Силгвир настороженно приподнял уши. Он не знал точных причин драконьей войны, как не знал их, должно быть, никто из ныне живущих людей – быть может, только Седобородые ведали истинные секреты древнего мятежа, а может, и для них это оставалось тайной.
- Я могу поверить, что памяти об иных восстаниях не осталось потому, что вы не оставили никого в живых, - наконец ответил стрелок.
Рагот криво улыбнулся.
- Дочь дочери Sonaaksedov Vurgaaf, имя которой словно черви на языке, подняла бунт, когда мы прогнали последних Od-Fahliil с тамриэльской земли и ещё не успели восстановить силы. Когда я вышел со своими людьми против тех, кого она собрала, нас оказалось втрое меньше. Луны не успели пройти полный цикл, как она красовалась на колу у ворот Саартала. Я держал её живой полный год, хоть и приказал зашить ей рот: у меня не было терпения слушать её визг. Всё дело в том, Довакиин, что среди бунтарей были и искусные воины, и хорошие стратеги, и умелые маги, и славные ремесленники… но не было никого, кто владел бы тайной Голоса. До них были другие отчаянные безумцы, что решились выступить против нас – и все они разделили одну и ту же судьбу.
- А во время Драконьей Войны… – тихо проговорил Силгвир. Он уже понимал, почему драконьи жрецы впервые не сумели удержать власть.
- Paarthurnax.
От Голоса Рагота вздрогнула и приникла к земле низкая жесткая трава предгорий.
- Zok dukaan gruth do Pah-Tiid. Gruth mu nis prodah. Я не видел равного предательства. Я не знаю, как Dovah может так исковеркать собственную суть, отвергнуть своё имя, продать Suleyk трусливым рабам. Ты знаешь, что значит его имя, маленький эльф? Таким он был. Гордым. Жаждущим. Беспощадным. Его боялся всякий, у кого хватало на то рассудка. Sonaaksedov хранили Ro между людьми и драконами, но даже нам едва удавалось уравновесить его жестокость. Воистину, он был братом Алдуина: я преклонял перед ним колени в восторге и страхе, как вдыхающий гнев стихии в оке бури. Я редко был уверен в исходе наших встреч, но Алдуин благоволил мне, и, быть может, кровавые письма Sahqosik были не последней причиной тому. Не все жрецы были столь удачливы.

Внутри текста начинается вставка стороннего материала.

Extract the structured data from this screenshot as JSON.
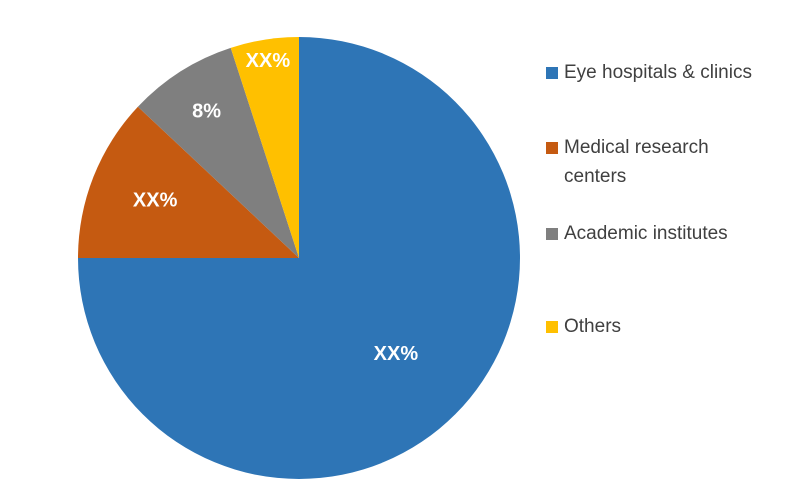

Силгвир растерянно покачал головой. Ему казалось, Рагот говорит про совершенно иного дракона, не того, кто стал наставником людей; не того, кто стал ему – Драконорожденному – мудрым советчиком и подмогой на пути Героя.
- Партурнакс… совсем не такой.
Рагот ядовито усмехнулся.
- О да, он стал совсем не таким. Он сбежал прочь, туда, где ни наши Голоса, ни Голоса повелителей не могли достать его, и научил рабов Thu’um. Именно тогда ещё один глупый мятеж стал войной. Нет, раньше; когда Паартурнакс заключил этот подлый союз с Харальдом, верховным королем с кровью Исграмора в жилах. Трусливая погань, Харальд боялся нас! Боялся нашей власти, нашей силы, боялся того, что мы всё ещё можем воззвать к Атморе и бросить на его земли новые армии прошедших сквозь горнило Рассвета – о, как страстно я мечтал об этом во время войны. Законы Атморы свято чтили драконов и их служителей. Харальд сдох бы, повешенный на городской стене, как воровское отродье, - Рагот зло сжал руку в кулак. Его Голос, в минуту гнева приоткрывший частицу истинной своей силы, заставлял испуганно дрожать мелкие камешки на земле. – Первым из всех Верховных Королей Скайрима со времен Исграмора Харальд отказался от Атморы. Он привлёк на свою сторону рабов, пообещав им свободу и силу, пополнил ими собственную армию – и, с помощью Паартурнакса, приобрёл послушных его воле Языков. Тайна Голоса более не принадлежала нам одним, и Языков становилось всё больше и больше, в то время как мы были вынуждены строго блюсти древние законы – ибо что, как не они, отличало нас от шакалов Харальда? За нами шли те, кто верил, что мы правы. Кто верил, что править достойны лишь сильнейшие, и сила подчиняется лишь тем, кто достоин её взять, как завещали боги моего народа… боги! Где были боги, когда пали врата Бромьунаара?!
Где был ты, Исмир, к которому я взывал тогда?
Несказанное горьким осадком растаяло в соленом воздухе Истмарка. Силгвир беспомощно стиснул в кулаке лямку походного мешка.
Он помнил святилище Форелхоста.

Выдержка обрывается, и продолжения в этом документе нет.